L'an dernier, une femme de 24 ans est décédée lors d'une rhinoplastie dans une clinique montréalaise. Ses poumons ont éclaté et ont écrasé son coeur lors d'une mauvaise gestion de l'anesthésie, révélera sous peu un rapport du Bureau du coroner. Ce nouveau décès, alors qu'on assiste à une demande croissante d'interventions cosmétiques au Québec, soulève des questions. Les patients sont-ils bien informés ?
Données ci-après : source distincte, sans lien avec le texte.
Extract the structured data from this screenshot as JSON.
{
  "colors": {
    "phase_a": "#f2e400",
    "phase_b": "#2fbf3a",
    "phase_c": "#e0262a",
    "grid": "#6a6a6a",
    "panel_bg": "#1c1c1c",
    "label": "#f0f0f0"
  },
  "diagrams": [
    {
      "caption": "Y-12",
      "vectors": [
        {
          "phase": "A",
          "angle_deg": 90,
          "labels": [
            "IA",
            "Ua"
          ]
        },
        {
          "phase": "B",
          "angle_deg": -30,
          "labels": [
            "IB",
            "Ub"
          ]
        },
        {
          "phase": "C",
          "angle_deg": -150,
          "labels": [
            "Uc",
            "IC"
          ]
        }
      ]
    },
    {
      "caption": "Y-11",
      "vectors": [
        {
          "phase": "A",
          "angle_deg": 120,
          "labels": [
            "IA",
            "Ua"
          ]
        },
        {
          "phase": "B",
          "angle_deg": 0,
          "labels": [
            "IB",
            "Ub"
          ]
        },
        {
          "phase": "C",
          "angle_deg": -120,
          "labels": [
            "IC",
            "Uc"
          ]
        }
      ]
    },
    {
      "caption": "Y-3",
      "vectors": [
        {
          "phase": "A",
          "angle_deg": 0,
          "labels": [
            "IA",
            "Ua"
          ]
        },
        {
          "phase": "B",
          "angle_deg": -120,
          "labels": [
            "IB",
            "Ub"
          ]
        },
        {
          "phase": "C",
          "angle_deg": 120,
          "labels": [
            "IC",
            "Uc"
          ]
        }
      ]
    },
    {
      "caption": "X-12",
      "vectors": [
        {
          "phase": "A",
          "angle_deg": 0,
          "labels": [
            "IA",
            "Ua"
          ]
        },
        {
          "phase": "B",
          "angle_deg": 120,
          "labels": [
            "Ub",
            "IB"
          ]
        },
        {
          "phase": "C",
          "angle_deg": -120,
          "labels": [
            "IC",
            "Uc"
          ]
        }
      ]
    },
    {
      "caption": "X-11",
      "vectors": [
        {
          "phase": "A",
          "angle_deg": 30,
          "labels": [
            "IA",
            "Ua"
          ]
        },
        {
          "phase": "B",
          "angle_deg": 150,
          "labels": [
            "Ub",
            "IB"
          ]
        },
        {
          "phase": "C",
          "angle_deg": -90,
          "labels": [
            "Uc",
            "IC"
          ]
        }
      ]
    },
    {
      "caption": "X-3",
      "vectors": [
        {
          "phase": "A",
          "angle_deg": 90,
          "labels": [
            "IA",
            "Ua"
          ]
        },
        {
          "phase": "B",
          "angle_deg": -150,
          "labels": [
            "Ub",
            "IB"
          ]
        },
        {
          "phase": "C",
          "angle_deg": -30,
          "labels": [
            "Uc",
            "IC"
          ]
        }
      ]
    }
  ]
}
«On voit de plus en plus de gens insatisfaits des services reçus en chirurgie esthétique, mais bien peu de gens savent que les médecins n'ont pas obligation de résultat», indique l'avocat Jean-Pierre Ménard, spécialiste en responsabilité médicale. Selon un récent sondage, seulement 25 % des Canadiens qui désirent une chirurgie esthétique font des recherches avant de rencontrer leur médecin. «Certains arrivent en clinique comme si c'était un salon de beauté. Il y a beaucoup d'éducation à faire, note le Dr Yvan Larocque, président de la Société canadienne de chirurgie esthétique plastique. C'est notre devoir de présenter les avantages, les inconvénients et les complications possibles. Les attentes sont parfois irréalistes. Aucune chirurgie n'est parfaite et jamais sans risques, on est soumis aux aléas de la guérison.»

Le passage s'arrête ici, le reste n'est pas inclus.